University President Susan A. Cole and is composed of the leadership of

New Jersey’s major education organizations.”

The Committee was formed a few years ago to address the perceived inadequacies of NJ high schools as preparatory institutions for the workplace.  The Committee claims that though NJ high schools may be graduating over 90% of their students, have  “good” SAT scores, and have a high number of students going on to  post-secondary education, we are not producing good workers.    They tell the public (at their numerous public meetings) that NJ businesses are facing certain outsourcing of jobs – not because of the economic realities of the “flat world” – but because our students are not skilled enough.  The Committee’s aim is to hold high schools to a higher industrial standard; produce better workers, produce a better middle class, produce better earners.  The Committee has a plan – to institute Regents-style exit exams in math, science, and language arts and to have students partake in workplace readiness activities in high school. 

As a high school administrator in NJ, this is my new professional reality.  This is what my government says my new mission as an educator is to be.  I should not think of creativity, of cultivating a love of learning and life for my students, of offering my students opportunities for personal and spiritual growth.  I am to make good workers of them.  I am to foster a stronger middle class.  I am to produce producers – not inspire or lead students to self actualization… not unless the leading leads to a good job.

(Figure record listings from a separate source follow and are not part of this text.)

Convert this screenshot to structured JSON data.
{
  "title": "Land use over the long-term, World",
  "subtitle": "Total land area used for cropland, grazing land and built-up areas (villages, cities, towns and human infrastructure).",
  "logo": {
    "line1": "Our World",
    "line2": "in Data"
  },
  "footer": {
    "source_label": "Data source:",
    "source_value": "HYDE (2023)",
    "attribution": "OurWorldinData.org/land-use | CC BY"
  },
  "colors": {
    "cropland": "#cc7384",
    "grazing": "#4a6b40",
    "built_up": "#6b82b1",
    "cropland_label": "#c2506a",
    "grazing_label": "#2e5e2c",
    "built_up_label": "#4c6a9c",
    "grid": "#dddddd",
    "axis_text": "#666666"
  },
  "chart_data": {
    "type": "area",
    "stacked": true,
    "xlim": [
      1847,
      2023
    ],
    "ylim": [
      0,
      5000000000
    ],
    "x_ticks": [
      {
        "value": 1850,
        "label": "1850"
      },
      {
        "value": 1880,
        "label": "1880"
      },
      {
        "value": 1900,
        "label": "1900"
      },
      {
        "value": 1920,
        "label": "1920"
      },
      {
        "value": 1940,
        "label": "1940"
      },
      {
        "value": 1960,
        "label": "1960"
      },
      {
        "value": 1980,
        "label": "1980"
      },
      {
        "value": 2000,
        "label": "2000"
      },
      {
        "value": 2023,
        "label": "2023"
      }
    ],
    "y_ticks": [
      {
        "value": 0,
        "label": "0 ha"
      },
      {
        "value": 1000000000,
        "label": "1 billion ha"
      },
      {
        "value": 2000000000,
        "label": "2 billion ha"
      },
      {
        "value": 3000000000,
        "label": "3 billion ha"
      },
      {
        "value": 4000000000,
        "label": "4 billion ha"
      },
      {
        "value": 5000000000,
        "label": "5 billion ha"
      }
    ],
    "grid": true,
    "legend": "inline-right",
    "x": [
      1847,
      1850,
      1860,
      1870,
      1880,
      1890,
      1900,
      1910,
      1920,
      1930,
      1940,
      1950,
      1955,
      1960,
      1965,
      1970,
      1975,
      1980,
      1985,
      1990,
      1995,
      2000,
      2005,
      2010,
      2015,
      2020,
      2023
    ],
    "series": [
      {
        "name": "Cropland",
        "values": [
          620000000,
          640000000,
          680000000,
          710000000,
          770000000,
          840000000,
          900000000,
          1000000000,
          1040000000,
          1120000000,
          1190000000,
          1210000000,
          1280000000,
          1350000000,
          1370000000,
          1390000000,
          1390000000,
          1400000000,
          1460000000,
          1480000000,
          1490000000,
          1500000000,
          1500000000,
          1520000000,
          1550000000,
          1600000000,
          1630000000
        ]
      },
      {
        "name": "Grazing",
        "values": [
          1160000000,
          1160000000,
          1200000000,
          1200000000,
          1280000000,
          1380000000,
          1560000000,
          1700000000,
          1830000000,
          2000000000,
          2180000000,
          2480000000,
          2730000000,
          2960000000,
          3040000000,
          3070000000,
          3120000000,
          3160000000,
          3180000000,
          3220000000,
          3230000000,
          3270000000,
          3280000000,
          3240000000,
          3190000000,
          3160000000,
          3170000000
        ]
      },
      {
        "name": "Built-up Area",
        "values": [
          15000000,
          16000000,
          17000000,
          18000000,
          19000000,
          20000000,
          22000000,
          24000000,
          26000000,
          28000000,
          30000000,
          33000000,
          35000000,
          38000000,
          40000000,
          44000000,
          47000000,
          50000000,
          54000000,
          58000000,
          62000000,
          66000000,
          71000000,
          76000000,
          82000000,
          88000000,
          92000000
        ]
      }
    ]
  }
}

Public education has been hijacked.  Not in this generation, but many moons ago when compulsory education was legislated.  The public scorn for mandatory education was so strong, Bruce Curtis, in his book Building The Education State 1836-1871, notes that:

Many

schools were burned to the ground and teachers run out of town by angry

mobs. When students were kept after school,  parents often broke into

school to free them. At Saltfleet Township in 1859 a teacher was locked

in the schoolhouse by students who “threw mud and mire into his face

and over his clothes,”  according to the school records—while parents

egged them on.”

As a result of generations of social engineering, it is no wonder the homeschooling movement has become so popular.  Many parents have rejected the government’s means to and end and the end to those means.  Private schooling, too, is an alternative for the disenchanted – though, admittedly, many private schools are also guilty of the same sins of public education.

As and education leader, I face a dilemma.  How do I swim in the current of the public school agenda while holding true to my deepest convictions about children, learning, and the point of learning?  How do you?